Hasta que aparece el culpable y pido que, por favor, dejen de mover la mesa. Y es que cada quien puede tener el temblor que quiera, pero no me venga a marear a mí, por favor. Regla básica de la convivencia. Claro, no siempre puedo hacer esas peticiones, porque las cosas externas que me irritan definitivamente no son todas tan sencillas. Allí lo único que tengo que aprender a hacer bien es identificar la fuente de mi molestia. Y no rematar con cualquiera.

Para mientras, quieto, por favor.

Habilidades frecuentadas

Hacer un rompecabezas requiere la misma habilidad que seguir una receta, o pintar con instrucciones.
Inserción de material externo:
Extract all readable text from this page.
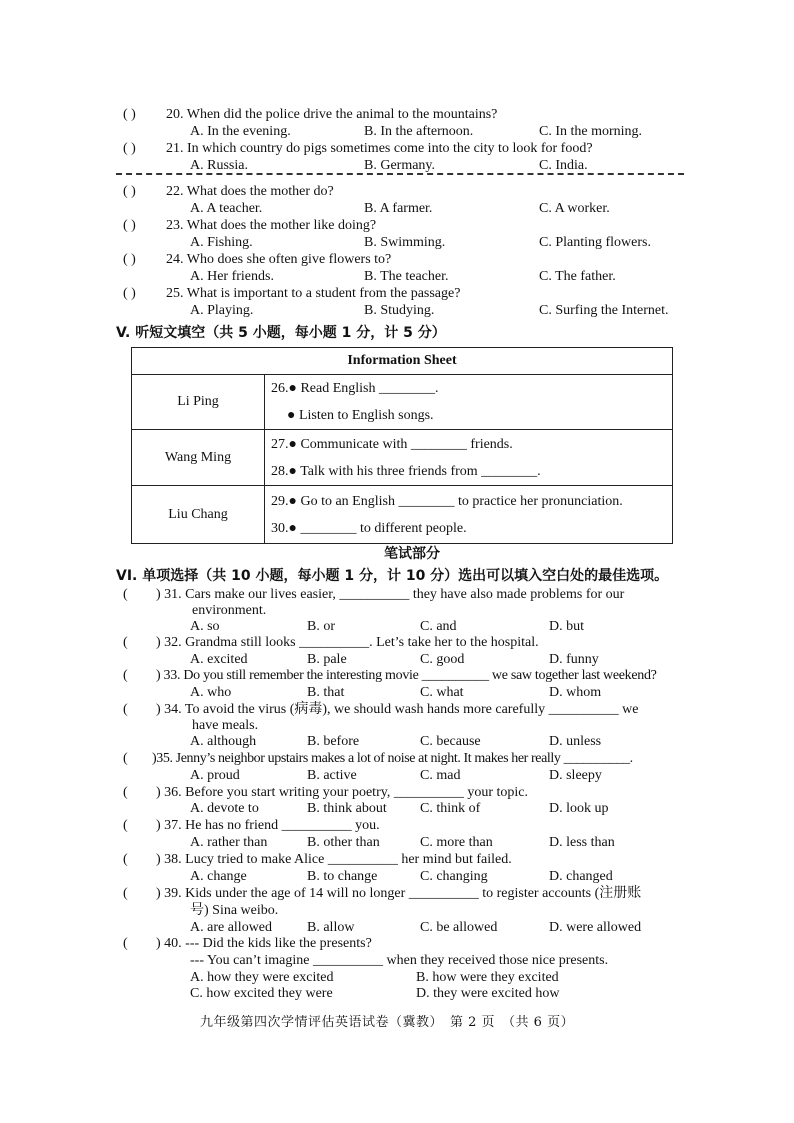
( ) 20. When did the police drive the animal to the mountains?
A. In the evening.	B. In the afternoon.	C. In the morning.
( ) 21. In which country do pigs sometimes come into the city to look for food?
A. Russia.	B. Germany.	C. India.
( ) 22. What does the mother do?
A. A teacher.	B. A farmer.	C. A worker.
( ) 23. What does the mother like doing?
A. Fishing.	B. Swimming.	C. Planting flowers.
( ) 24. Who does she often give flowers to?
A. Her friends.	B. The teacher.	C. The father.
( ) 25. What is important to a student from the passage?
A. Playing.	B. Studying.	C. Surfing the Internet.
V. 听短文填空（共 5 小题，每小题 1 分，计 5 分）
Information Sheet	
Li Ping	26.● Read English ________.
● Listen to English songs.

Wang Ming	27.● Communicate with ________ friends.
28.● Talk with his three friends from ________.

Liu Chang	29.● Go to an English ________ to practice her pronunciation.
30.● ________ to different people.
笔试部分
VI. 单项选择（共 10 小题，每小题 1 分，计 10 分）选出可以填入空白处的最佳选项。
( ) 31. Cars make our lives easier, __________ they have also made problems for our
environment.
A. so	B. or	C. and	D. but
( ) 32. Grandma still looks __________. Let’s take her to the hospital.
A. excited	B. pale	C. good	D. funny
( ) 33. Do you still remember the interesting movie __________ we saw together last weekend?
A. who	B. that	C. what	D. whom
( ) 34. To avoid the virus (病毒), we should wash hands more carefully __________ we
have meals.
A. although	B. before	C. because	D. unless
( )35. Jenny’s neighbor upstairs makes a lot of noise at night. It makes her really __________.
A. proud	B. active	C. mad	D. sleepy
( ) 36. Before you start writing your poetry, __________ your topic.
A. devote to	B. think about C. think of	D. look up
( ) 37. He has no friend __________ you.
A. rather than	B. other than	C. more than	D. less than
( ) 38. Lucy tried to make Alice __________ her mind but failed.
A. change	B. to change	C. changing	D. changed
( ) 39. Kids under the age of 14 will no longer __________ to register accounts (注册账
号) Sina weibo.
A. are allowed B. allow	C. be allowed	D. were allowed
( ) 40. --- Did the kids like the presents?
--- You can’t imagine __________ when they received those nice presents.
A. how they were excited	B. how were they excited
C. how excited they were	D. they were excited how
九年级第四次学情评估英语试卷（冀教）　第 2 页　（共 6 页）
Más parece un ejercicio en paciencia. Nada del otro mundo. Crear una historia de cero requiere una posición empática que puede traerse de cuna, pero que también hay que desarrollarla. Hasta llevar una conversación es algo que se practica.
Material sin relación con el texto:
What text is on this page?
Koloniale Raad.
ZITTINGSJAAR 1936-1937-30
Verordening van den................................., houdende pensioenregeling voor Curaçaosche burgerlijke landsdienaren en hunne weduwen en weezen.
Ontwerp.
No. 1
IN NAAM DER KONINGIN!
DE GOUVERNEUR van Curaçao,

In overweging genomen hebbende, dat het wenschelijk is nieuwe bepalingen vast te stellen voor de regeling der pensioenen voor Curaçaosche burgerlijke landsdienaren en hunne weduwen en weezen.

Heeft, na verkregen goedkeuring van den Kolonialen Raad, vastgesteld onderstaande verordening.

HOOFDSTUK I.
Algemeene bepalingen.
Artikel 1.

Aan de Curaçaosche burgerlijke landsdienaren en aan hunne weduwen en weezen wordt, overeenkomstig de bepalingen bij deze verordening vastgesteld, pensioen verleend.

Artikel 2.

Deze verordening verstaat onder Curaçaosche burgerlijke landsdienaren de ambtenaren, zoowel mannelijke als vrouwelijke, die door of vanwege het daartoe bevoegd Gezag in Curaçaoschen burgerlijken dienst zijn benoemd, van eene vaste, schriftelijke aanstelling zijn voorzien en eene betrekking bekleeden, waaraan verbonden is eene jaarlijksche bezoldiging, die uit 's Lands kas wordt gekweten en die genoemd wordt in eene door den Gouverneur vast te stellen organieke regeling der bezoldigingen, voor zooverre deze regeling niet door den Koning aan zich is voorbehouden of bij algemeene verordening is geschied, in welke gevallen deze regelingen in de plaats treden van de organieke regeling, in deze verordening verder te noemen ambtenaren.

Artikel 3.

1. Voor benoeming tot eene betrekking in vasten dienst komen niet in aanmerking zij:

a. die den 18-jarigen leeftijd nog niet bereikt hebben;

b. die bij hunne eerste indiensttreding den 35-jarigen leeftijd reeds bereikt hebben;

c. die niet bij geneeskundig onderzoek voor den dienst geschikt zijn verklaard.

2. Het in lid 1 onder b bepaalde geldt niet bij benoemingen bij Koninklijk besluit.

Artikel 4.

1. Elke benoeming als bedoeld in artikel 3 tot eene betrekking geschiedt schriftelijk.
Lo que hacemos frecuentemente, lo hacemos con consistencia. No quiero decir que mejor, porque si repetimos mal un ejercicio muchas veces, lo vamos a hacer más fácilmente mal que al principio.

Aprender requiere repetir y comenzar. De cero, a veces, como cuando se debe descoser el cuadro con la puntada mal puesta. Repetir para hacerlo con más soltura. Olvidar lo que se metió torcido. Y volver a repetir.

La frecuencia sólo afianza lo que se hace, no garantiza el resultado.

Mi hábito favorito

Lo que más me gusta de mi rutina es que se repite. Y mi hábito favorito es el que siempre hago. Por eso me cuesta integrar cosas nuevas, porque luego no salen jamás del día. Y por eso también le pongo tanto empeño a lo desagradable, pero bueno, como el ejercicio.

Hasta que me aburre y quiero cambiar y vienen días como los que hemos tenido y lo que más quiero es volver al horario de antes, aunque me pesara a veces ir al dojo a la misma hora y hacer los mismos movimientos. Me hace falta la piscina de la que renegaba por fría o por mojada. Extraño la oficina y esperar el bus y las carreras de la mañana. Porque esto no es vida normal, aún no, y me da miedo que se me vuelva hábito justo en el momento en que otra vez cambie.

Y, para no sentirme así todo el tiempo, es que medito. Otro hábito.

Repetir historias

Hay algo tan calmante en regresar a ver las mismas películas y escuchar la misma música. Ya sabemos cómo termina todo y eso es precisamente lo que buscamos en tiempos de incertidumbre. También puede ser que por lo mismo encontremos repetir las sagas familiares.

Llevo revisando los cuentos de mi familia desde hace un par de años y veo cómo parecen remakes. El mismo patrón, aunque con un color distinto. Qué poco nos conocemos a nosotros mismos si tenemos que repetir las historias de las personas que nos precedieron. Tal vez por eso es tan importante no ocultar el pasado, sobre todo el personal. Es un camino que los que vinieron antes ya recorrieron y que no nos hace bien retroceder.

Quiero pensar que, al escribir lo que sé y recuerdo y me invento de mi familia, exorcizo la necesidad de volverlo a vivir y, más importante aún, libero a mis hijos. Pero eso no quiere decir que no quiera enseñarles las películas viejas que me gustan.